Huang: Well, you saw Hawken. That was ported from a PC. Hawken is pretty stunning. The capability of the GPU is surely there. If we were to run the same game as Tegra 3 was running at the same framerate, the power is about half Tegra 3. However, you could deliver two or three times the performance at about the same power as Tegra 3. That’s the benefit of 28nm. That’s the benefit of better design and so on and so forth. It depends on what you’re trying to do. If I’m delivering the exact same experience as Tegra 3, I will deliver it at lower power. Most of the Tegra Zone games today, I’ll play them with lower power on Tegra 4 than I do on Tegra 3. But if it’s an extremely optimized and amped-up game like Hawken, we’ll run many times the performance of Tegra 3 with about the same or slightly higher power.
GamesBeat: You guys haven’t quite said anything about pricing yet.
Huang: We haven’t decided yet. Obviously it’s going to have to be priced for the value that it delivers. It’s going to be priced like an Android device. That’s the way to think about it.
GamesBeat: The timing here looks good. There are no consoles arriving in the next quarter or two. On the other hand, did you have to wait for anything to get this shipped?
Huang: The most important thing is Tegra 4. We are basically the first device on Tegra 4. We’re running at the speed of Tegra 4. The moment the chips come out of the fab, it’s going to drop like that 3D animation. It’s going to go right into another production line and come out the back end. That’s the beautiful thing about this. The customer who buys Shield is going to get the state of the art in everything.

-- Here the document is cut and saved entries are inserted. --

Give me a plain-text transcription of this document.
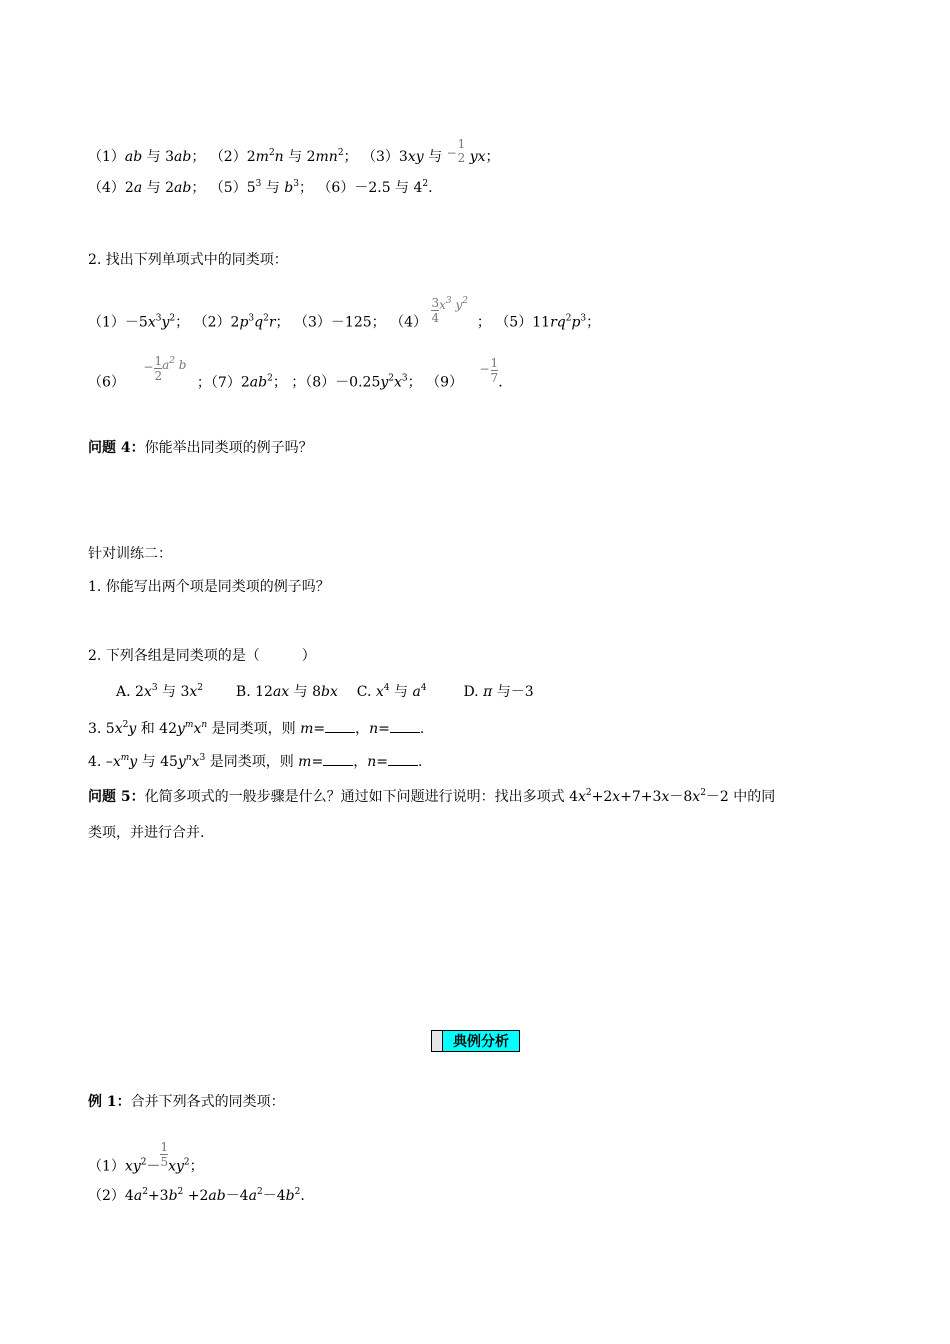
（1）ab 与 3ab； $(2)2m^2n$ 与 $2mn^2$； （3）3xy 与 −
1
2 yx；
（4）2a 与 2ab； $(5)5^3$ 与 $b^3$； （6）－2.5 与 $4^2$.
2. 找出下列单项式中的同类项：
$(1)-5x^3y^2$； $(2)2p^3q^2r$； （3）－125； $(4) \frac{3}{4} x^3$ $y^2$  ； $(5)11rq^2p^3$；
$(6) - \frac{1}{2} a^2$ b ；$(7)2ab^2$； ；$(8)-0.25y^2x^3$； $(9) - \frac{1}{7}$ .
问题 4：你能举出同类项的例子吗？
针对训练二：
1. 你能写出两个项是同类项的例子吗？
2. 下列各组是同类项的是（　　　）
A. $2x^3$ 与 $3x^2$ B. 12ax 与 8bx C. $x^4$ 与 $a^4$	D. π 与－3
3. $5x^2y$ 和 $42y^mx^n$ 是同类项，则 m= ，n= .
4. $-x^my$ 与 $45y^nx^3$ 是同类项，则 m= ，n= .
问题 5：化简多项式的一般步骤是什么？通过如下问题进行说明：找出多项式 $4x^2+2x+7+3x-8x^2-2$ 中的同
类项，并进行合并.
典例分析
例 1：合并下列各式的同类项：
$(1)xy^2- \frac{1}{5} xy^2$；
$(2)4a^2+3b^2 +2ab-4a^2-4b^2$.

GamesBeat: But it’s probably good that you’re not going to be selling up against an Xbox 720 or whatever.
Huang: Yeah, I guess at some level that’s right. At another level I just don’t think it’s exactly the same. This is targeted at people who are Android users and PC gamers. This is a device that helps them enjoy that better. If you say, on the other hand, that when Xbox comes out, everybody stops buying everything else in the world — tablets and keyboards and monitors and graphics cards — we don’t generally experience that. They’re related, but they’re not exactly the same. My sense is that we’re targeting a completely different audience. We’re targeting a completely different value proposition and a completely different business model. It’s not designed to be a game console. It’s a gaming device.
GamesBeat: I just came from my press Q&A with Qualcomm CEO Paul Jacobs, and he said he’s going to beat you guys on graphics.
Huang: [chuckles] Oh, is that right? Uh-huh.
GamesBeat: He can beat Tegra 4, he says.
Huang: Pretty brash words. We’ll see, I guess.